Last month, a ground-breaking study by Oil Change and other NGO’s calculated that Shell was the world’s most carbon intensive oil company, per barrel of oil equivalent to be produced. The main reason for this is its massive expansion into Canada’s climate intensive dirty oil sands.
The report looked at the carbon intensity of the total resources of the four largest international oil companies – Shell, BP, Exxon and Chevron – and found that Shell was the worst.
Even this exercise was difficult due to the lack of reporting on data by the companies. Now a new analysis of climate risk disclosure by fossil fuel companies published by Ceres and the Environmental Defence Fund backs up this analysis. It paints a fascinating picture of the lack of information given by companies to investors about the climate risk of their operations. Shell gets heavily criticised, although is no means the worst.
The report noted that “Royal Dutch Shell’s disclosure of the significant climate risks it faces from its investments, particularly those in non-conventional fuels, did not provide the range of information needed by investors as outlined in the Global Framework.”
The report concludes with the Oil Change briefing paper that both Shell’s tar sands and oil shale investments are problematic. “Because of the substantial greenhouse gas emissions from tar sands and their contribution to global warming, their development presents a considerable climate risk to Shell and its shareholders.”
CERES and EDF note that Shell states, “As easy-to-access oil gets rarer, unconventional resources such as Canada’s oil sands will become increasingly important sources of energy.”

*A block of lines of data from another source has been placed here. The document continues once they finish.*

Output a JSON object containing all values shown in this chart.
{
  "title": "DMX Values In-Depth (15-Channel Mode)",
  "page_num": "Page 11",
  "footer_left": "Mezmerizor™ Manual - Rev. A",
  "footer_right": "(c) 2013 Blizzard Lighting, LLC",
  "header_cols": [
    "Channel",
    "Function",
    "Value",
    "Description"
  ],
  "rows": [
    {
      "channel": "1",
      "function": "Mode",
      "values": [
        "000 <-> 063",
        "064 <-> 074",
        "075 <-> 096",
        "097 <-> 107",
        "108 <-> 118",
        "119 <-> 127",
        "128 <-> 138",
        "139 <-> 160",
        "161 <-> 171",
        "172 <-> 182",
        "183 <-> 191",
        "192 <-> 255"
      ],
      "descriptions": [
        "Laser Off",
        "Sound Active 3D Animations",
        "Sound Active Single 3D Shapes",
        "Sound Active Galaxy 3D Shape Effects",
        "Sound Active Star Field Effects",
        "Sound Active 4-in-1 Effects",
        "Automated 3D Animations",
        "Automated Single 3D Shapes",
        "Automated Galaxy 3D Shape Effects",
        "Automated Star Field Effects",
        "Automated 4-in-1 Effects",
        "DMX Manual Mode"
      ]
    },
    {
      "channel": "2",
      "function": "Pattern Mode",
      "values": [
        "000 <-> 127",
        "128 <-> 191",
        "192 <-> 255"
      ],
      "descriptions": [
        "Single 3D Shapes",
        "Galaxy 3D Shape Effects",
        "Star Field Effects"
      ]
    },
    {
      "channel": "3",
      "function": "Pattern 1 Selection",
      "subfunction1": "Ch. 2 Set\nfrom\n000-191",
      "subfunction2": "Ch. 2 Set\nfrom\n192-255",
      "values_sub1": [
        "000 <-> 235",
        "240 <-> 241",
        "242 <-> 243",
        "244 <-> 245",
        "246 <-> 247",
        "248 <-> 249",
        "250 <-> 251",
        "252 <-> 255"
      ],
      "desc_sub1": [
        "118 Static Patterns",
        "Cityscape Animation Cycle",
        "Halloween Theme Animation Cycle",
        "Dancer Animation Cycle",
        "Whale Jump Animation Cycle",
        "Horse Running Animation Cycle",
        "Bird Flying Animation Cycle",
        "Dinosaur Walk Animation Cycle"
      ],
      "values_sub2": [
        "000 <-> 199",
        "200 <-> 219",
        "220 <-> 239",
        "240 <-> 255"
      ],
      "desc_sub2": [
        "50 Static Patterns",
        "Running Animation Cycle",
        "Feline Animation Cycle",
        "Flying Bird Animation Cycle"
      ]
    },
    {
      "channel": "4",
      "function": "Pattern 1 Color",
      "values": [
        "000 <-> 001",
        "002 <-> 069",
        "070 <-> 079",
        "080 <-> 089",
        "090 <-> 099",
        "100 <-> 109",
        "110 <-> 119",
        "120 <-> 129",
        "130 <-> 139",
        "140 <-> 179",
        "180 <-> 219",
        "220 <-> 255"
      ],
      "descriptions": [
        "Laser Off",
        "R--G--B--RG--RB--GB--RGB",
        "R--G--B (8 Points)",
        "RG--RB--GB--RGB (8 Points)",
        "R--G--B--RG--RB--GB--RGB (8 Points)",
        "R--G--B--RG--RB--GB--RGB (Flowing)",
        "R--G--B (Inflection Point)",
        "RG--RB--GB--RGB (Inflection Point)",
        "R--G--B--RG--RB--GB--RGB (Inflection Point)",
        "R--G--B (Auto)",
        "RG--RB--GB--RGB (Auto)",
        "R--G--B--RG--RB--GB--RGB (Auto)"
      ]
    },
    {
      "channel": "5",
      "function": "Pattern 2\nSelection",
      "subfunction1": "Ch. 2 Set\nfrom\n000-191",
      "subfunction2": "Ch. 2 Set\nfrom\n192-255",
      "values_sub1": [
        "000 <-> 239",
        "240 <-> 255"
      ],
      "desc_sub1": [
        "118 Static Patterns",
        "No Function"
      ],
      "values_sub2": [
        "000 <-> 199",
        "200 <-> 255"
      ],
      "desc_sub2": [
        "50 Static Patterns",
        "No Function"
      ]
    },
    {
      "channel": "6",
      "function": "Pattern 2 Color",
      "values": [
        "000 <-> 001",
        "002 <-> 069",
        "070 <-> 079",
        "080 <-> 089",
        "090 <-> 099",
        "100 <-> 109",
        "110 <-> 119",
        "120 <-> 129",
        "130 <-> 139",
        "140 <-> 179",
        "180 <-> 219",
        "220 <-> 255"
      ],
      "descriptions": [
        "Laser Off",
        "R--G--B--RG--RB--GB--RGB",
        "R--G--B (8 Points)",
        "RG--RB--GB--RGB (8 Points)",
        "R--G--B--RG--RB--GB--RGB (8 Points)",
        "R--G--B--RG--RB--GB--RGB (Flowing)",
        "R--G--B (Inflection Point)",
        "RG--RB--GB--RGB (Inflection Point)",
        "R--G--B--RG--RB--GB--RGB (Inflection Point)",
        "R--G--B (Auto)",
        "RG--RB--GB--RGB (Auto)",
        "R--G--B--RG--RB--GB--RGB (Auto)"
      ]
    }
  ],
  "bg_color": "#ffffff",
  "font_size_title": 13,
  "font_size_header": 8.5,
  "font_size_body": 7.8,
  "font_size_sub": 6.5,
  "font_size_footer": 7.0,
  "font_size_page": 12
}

They argue that “This disclosure did not fully address the concern that tar sands development will release extensive quantities of greenhouse gases. Shell did disclose information on how it plans to make oil sands mining compatible with Shell’s emissions reductions efforts … Shell’s disclosure of information on unconventional fuels failed to provide clear, comprehensive information that investors can use to judge Shell’s exposure to and management of climate risks.”
Essentially Shell is trying to square a circle with oil sands – it knows that its business survival depends on reducing carbon emissions. But its business strategy is to exploit tar sands that have a much higher carbon intensity and hence higher emissions. So it knows it has to lower emissions, but has chosen to exploit a technology with high emissions. If it doesn’t make sense to you it doesn’t make much sense to Shell either, but still the company is doing it, with the panacea that CCS technology will somehow sort the problem out. If CCS does not work, or governments introduce tight climate standards, Shell is up the proverbial creek, with its whole business strategy in ruins.
Its not just tar sands Shell has a problem with either. The report notes “Shell is also actively engaged in securing government leases in the Western U.S. for development of oil shale, another unconventional oil resource. Oil shale development shares tar sands’ high greenhouse gas intensity, and also requires significant water resources. In its 10-K annual filing, Shell did not address how its oil shale investment fits within plans to mitigate global warming pollution.”
The climate stakes are just too high for Shell to “not address” these issues. But even if we think Shell is bad, its not the worst. Although it criticised Shell, the report said that “the company had the best climate risk disclosure” of all the oil and gas companies, “indicating the low level of disclosure in this sector.”
This is a situation that should not be allowed to continue by the regulatory authorities on both sides of the Atlantic.